For Autumn/Winter 2026, Victor Clavelly introduces Garage, conceived as a new safe room: a space for customizing a look, dismantling pieces to create new ones, repainting, and tuning the body. The collection proposes a modular and interchangeable wardrobe built from the anatomy of a doll, aiming to generate procedural silhouettes that are easy to alter while outlining a more systemic approach to production. 

In continuity with Fragments, the collection operates like a mechanical workshop. Each silhouette is constructed in three layers: the second skin, the intermediate identity, and the armor. Garments function as modules, and looks become stratified bodies whose components can be worn in multiple ways. The result is an adaptable wardrobe designed for everyday use, capable of shifting across contexts and seasons. 

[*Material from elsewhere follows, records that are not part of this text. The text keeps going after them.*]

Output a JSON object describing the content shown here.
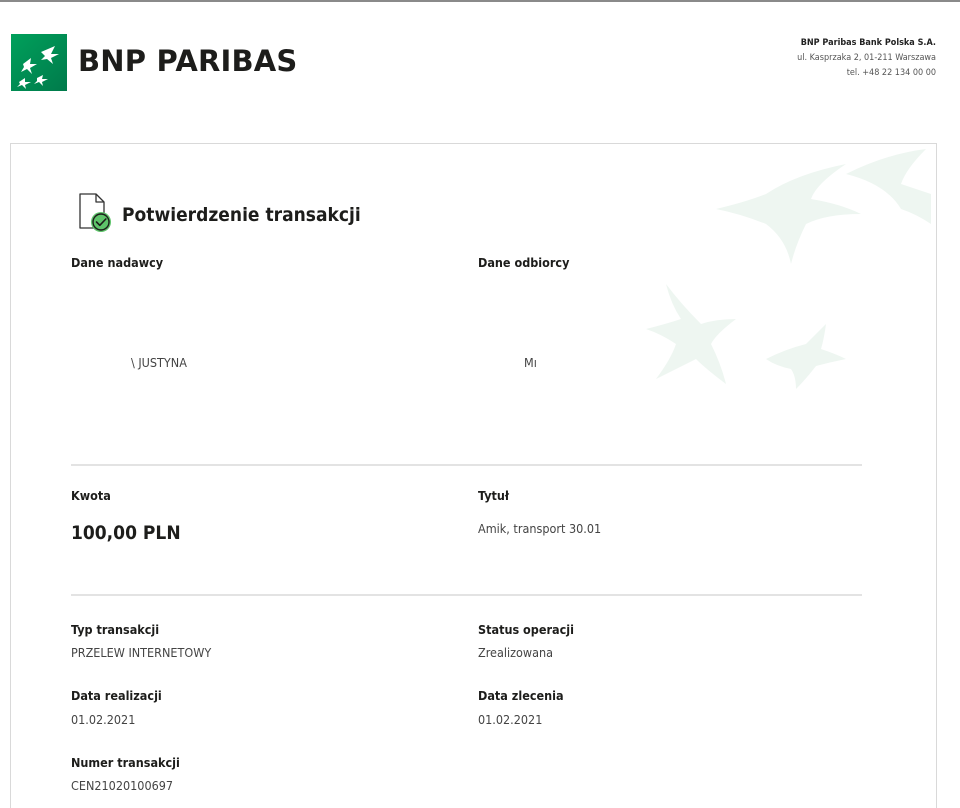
{
  "header": {
    "logo_text": "BNP PARIBAS",
    "bank_name": "BNP Paribas Bank Polska S.A.",
    "address": "ul. Kasprzaka 2, 01-211 Warszawa",
    "phone": "tel. +48 22 134 00 00"
  },
  "document": {
    "title": "Potwierdzenie transakcji",
    "sender": {
      "label": "Dane nadawcy",
      "name": "\\ JUSTYNA"
    },
    "recipient": {
      "label": "Dane odbiorcy",
      "name": "Mı"
    },
    "amount": {
      "label": "Kwota",
      "value": "100,00 PLN"
    },
    "transfer_title": {
      "label": "Tytuł",
      "value": "Amik, transport 30.01"
    },
    "type": {
      "label": "Typ transakcji",
      "value": "PRZELEW INTERNETOWY"
    },
    "status": {
      "label": "Status operacji",
      "value": "Zrealizowana"
    },
    "execution_date": {
      "label": "Data realizacji",
      "value": "01.02.2021"
    },
    "order_date": {
      "label": "Data zlecenia",
      "value": "01.02.2021"
    },
    "transaction_number": {
      "label": "Numer transakcji",
      "value": "CEN21020100697"
    }
  },
  "colors": {
    "brand_green": "#00915a",
    "brand_green_light": "#3fb66e",
    "check_green": "#5ec46a",
    "watermark": "#eef6f1"
  },
  "icons": [
    "bnp-paribas-logo-icon",
    "document-check-icon",
    "stars-watermark-icon"
  ]
}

The modular doll-body is a recurring character within Clavelly’s practice, notably in a video game developed with his collaborator Migu, where the core gameplay revolves around a recomposable body. In game design, this logic is intuitive. Applied to fashion, it suggests another way of thinking about collections: as evolving systems, where pieces communicate, mix, interchange, and develop over time, each season functioning like an update within a larger structure. 

ABOUT VICTOR CLAVELLY 
Victor Clavelly is an independent creative unit combining fashion, technology, and speculative storytelling. Specializing in 3D printing applied to clothing, the brand develops a sculptural, hybrid, and experimental clothing language. 

Each collection is a narrative fragment of a larger universe, in which garments become futuristic artifacts designed using advanced digital techniques. Produced locally in our Paris workshop, pieces (garments, shoes, accessories) are designed directly in 3D and printed without prototyping, according to an on-demand model that limits waste, transport, and inventory. 

This innovative process allows total formal freedom: body transformations, silhouette mutations. Armor, bags, and shoes take on new forms, somewhere between trompe-l’œil and metamorphosis. 

Our ambition: to amplify this model combining artistic creation, technical research, and responsible production—to invent another way of making fashion.